This Small Business Innovation Research Phase I research project aimes to research next generation digital data recovery techniques. The problem of restoring lost data from a damaged digital device arises routinely in digital forensics and data recovery. In many advanced cases of digital storage failure currently available file recovery techniques based on disk storage information fail. The objective of the Phase I project is to further research and refine reassembly techniques, already developed in Polytechnic, that do not rely on disk information, but are based on the statistical properties of file contents themselves. In order to build a commercially viable tool, research is required for discovering domain specific techniques to identify the type of fragments and additional research needs to be conducted on developing efficient/scalable algorithms to recover a myriad of file types. This research will require introducing techniques from expert systems, data modelling, and combinatorial optimizations. Funding will also be used to test the viability of the research by implementing the research in a developed Data Recovery tool.
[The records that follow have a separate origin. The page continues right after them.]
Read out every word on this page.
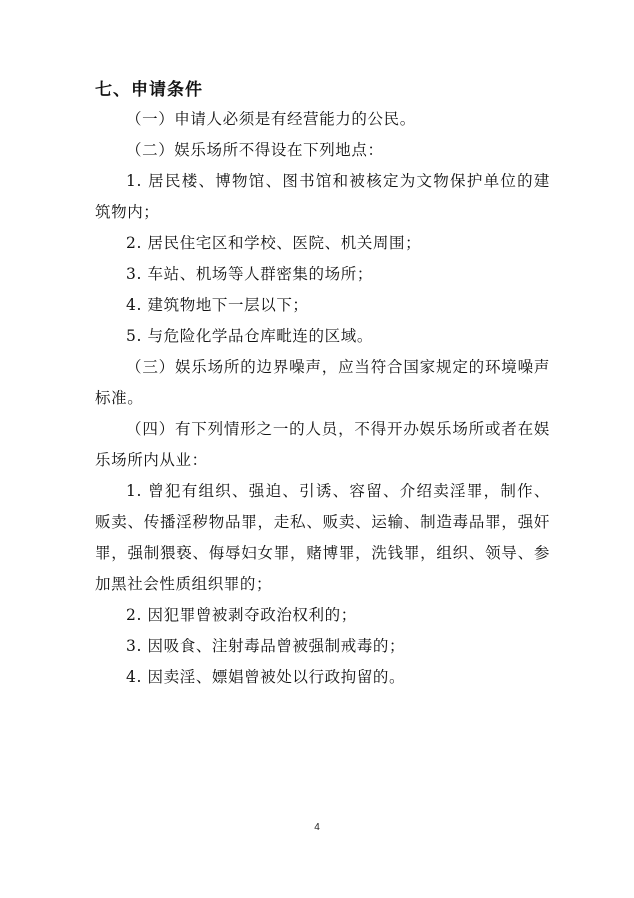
七、申请条件

（一）申请人必须是有经营能力的公民。

（二）娱乐场所不得设在下列地点：

1. 居民楼、博物馆、图书馆和被核定为文物保护单位的建筑物内；

2. 居民住宅区和学校、医院、机关周围；

3. 车站、机场等人群密集的场所；

4. 建筑物地下一层以下；

5. 与危险化学品仓库毗连的区域。

（三）娱乐场所的边界噪声，应当符合国家规定的环境噪声标准。

（四）有下列情形之一的人员，不得开办娱乐场所或者在娱乐场所内从业：

1. 曾犯有组织、强迫、引诱、容留、介绍卖淫罪，制作、贩卖、传播淫秽物品罪，走私、贩卖、运输、制造毒品罪，强奸罪，强制猥亵、侮辱妇女罪，赌博罪，洗钱罪，组织、领导、参加黑社会性质组织罪的；

2. 因犯罪曾被剥夺政治权利的；

3. 因吸食、注射毒品曾被强制戒毒的；

4. 因卖淫、嫖娼曾被处以行政拘留的。

4
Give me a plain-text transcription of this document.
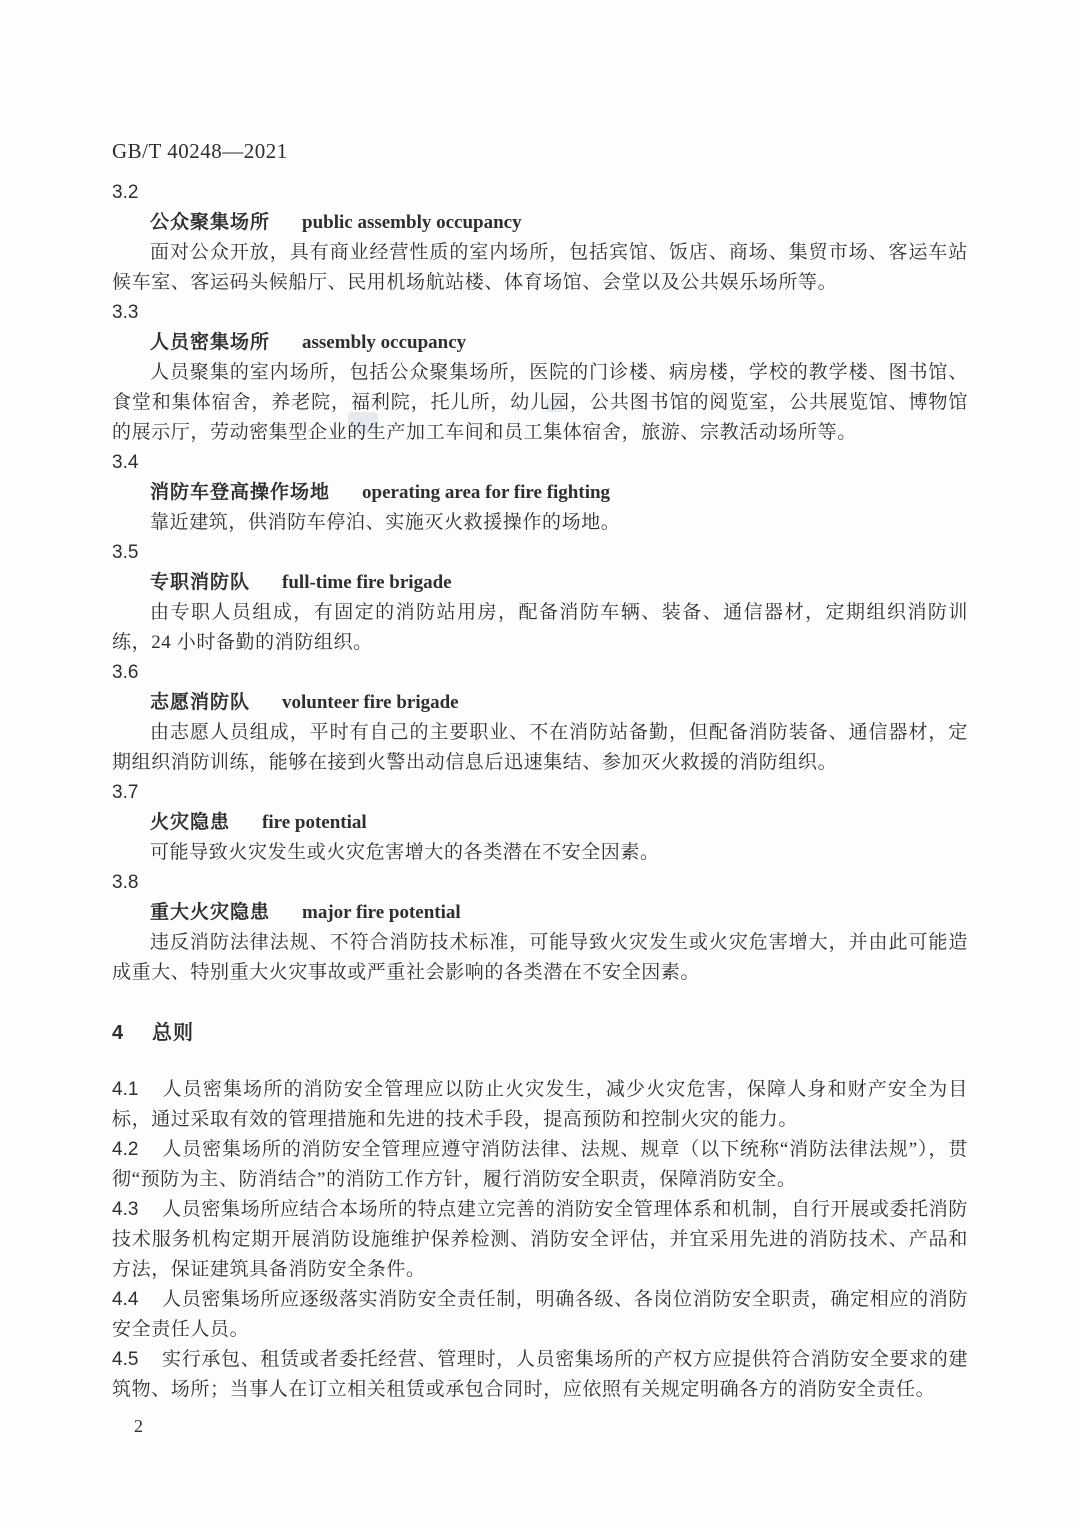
GB/T 40248—2021
3.2
公众聚集场所 public assembly occupancy

面对公众开放，具有商业经营性质的室内场所，包括宾馆、饭店、商场、集贸市场、客运车站候车室、客运码头候船厅、民用机场航站楼、体育场馆、会堂以及公共娱乐场所等。

3.3
人员密集场所 assembly occupancy

人员聚集的室内场所，包括公众聚集场所，医院的门诊楼、病房楼，学校的教学楼、图书馆、食堂和集体宿舍，养老院，福利院，托儿所，幼儿园，公共图书馆的阅览室，公共展览馆、博物馆的展示厅，劳动密集型企业的生产加工车间和员工集体宿舍，旅游、宗教活动场所等。

3.4
消防车登高操作场地 operating area for fire fighting

靠近建筑，供消防车停泊、实施灭火救援操作的场地。

3.5
专职消防队 full-time fire brigade

由专职人员组成，有固定的消防站用房，配备消防车辆、装备、通信器材，定期组织消防训练，24 小时备勤的消防组织。

3.6
志愿消防队 volunteer fire brigade

由志愿人员组成，平时有自己的主要职业、不在消防站备勤，但配备消防装备、通信器材，定期组织消防训练，能够在接到火警出动信息后迅速集结、参加灭火救援的消防组织。

3.7
火灾隐患 fire potential

可能导致火灾发生或火灾危害增大的各类潜在不安全因素。

3.8
重大火灾隐患 major fire potential

违反消防法律法规、不符合消防技术标准，可能导致火灾发生或火灾危害增大，并由此可能造成重大、特别重大火灾事故或严重社会影响的各类潜在不安全因素。

4 总则

4.1 人员密集场所的消防安全管理应以防止火灾发生，减少火灾危害，保障人身和财产安全为目标，通过采取有效的管理措施和先进的技术手段，提高预防和控制火灾的能力。

4.2 人员密集场所的消防安全管理应遵守消防法律、法规、规章（以下统称“消防法律法规”），贯彻“预防为主、防消结合”的消防工作方针，履行消防安全职责，保障消防安全。

4.3 人员密集场所应结合本场所的特点建立完善的消防安全管理体系和机制，自行开展或委托消防技术服务机构定期开展消防设施维护保养检测、消防安全评估，并宜采用先进的消防技术、产品和方法，保证建筑具备消防安全条件。

4.4 人员密集场所应逐级落实消防安全责任制，明确各级、各岗位消防安全职责，确定相应的消防安全责任人员。

4.5 实行承包、租赁或者委托经营、管理时，人员密集场所的产权方应提供符合消防安全要求的建筑物、场所；当事人在订立相关租赁或承包合同时，应依照有关规定明确各方的消防安全责任。

2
At the end of Phase I it is anticipated to have researched enough domain specific recovery techniques to market the data recovery tool to existing digital forensic vendors.
The problem of recovery of information from bits and pieces of digital data, in the absence of storage meta-information to tie the pieces together, is equivalent to the problem of having hundreds/thousands of jigsaw puzzles mixed into together. The challenge of identifying if a piece of data belongs to a specific file or file type is daunting. In addition, one must identify not only which pieces belong to which file but the correct order of placement of the data to reconstruct a file. There has been no serious work undertaken to tackle the problem of recovery of fragmented digital data. The preliminary research conducted at Polytechnic University has not only been groundbreaking, but also has demonstrated the viability of developing domain specific techniques to identify the type of data fragments and the use of file type specific algorithms to econstruct files. The funding from Phase I would be used to further data fragment classification techniques as well as file type specific techniques for enhanced recovery. The funding will also be used to develop file type specific recovery algorithms for email, word processing, database and multimedia files.
With the surge in usage and capacities of digital storage devices, the need for more efficient and better techniques for data recovery are becoming more apparent. It is anticipated that funding obtained from this proposal can result in the development and dissemination of an expert system that can be licensed as libraries to the vendors of disk analysis tools in the Digital Forensic market. Utilizing these libraries, existing tools can be enhanced to handle the recovery of digital data. The digital forensic market will greatly benefit from the additional recovery of information as it can be crucial to the needs of the intelligence, law enforcement and security sectors. The ultimate goal of the project is to develop a stand-alone next generation recovery tool that utilizes the very latest recovery techniques researched in Phase I and beyond. Such a tool, would cater to the needs of the digital forensic and the broader data recovery market.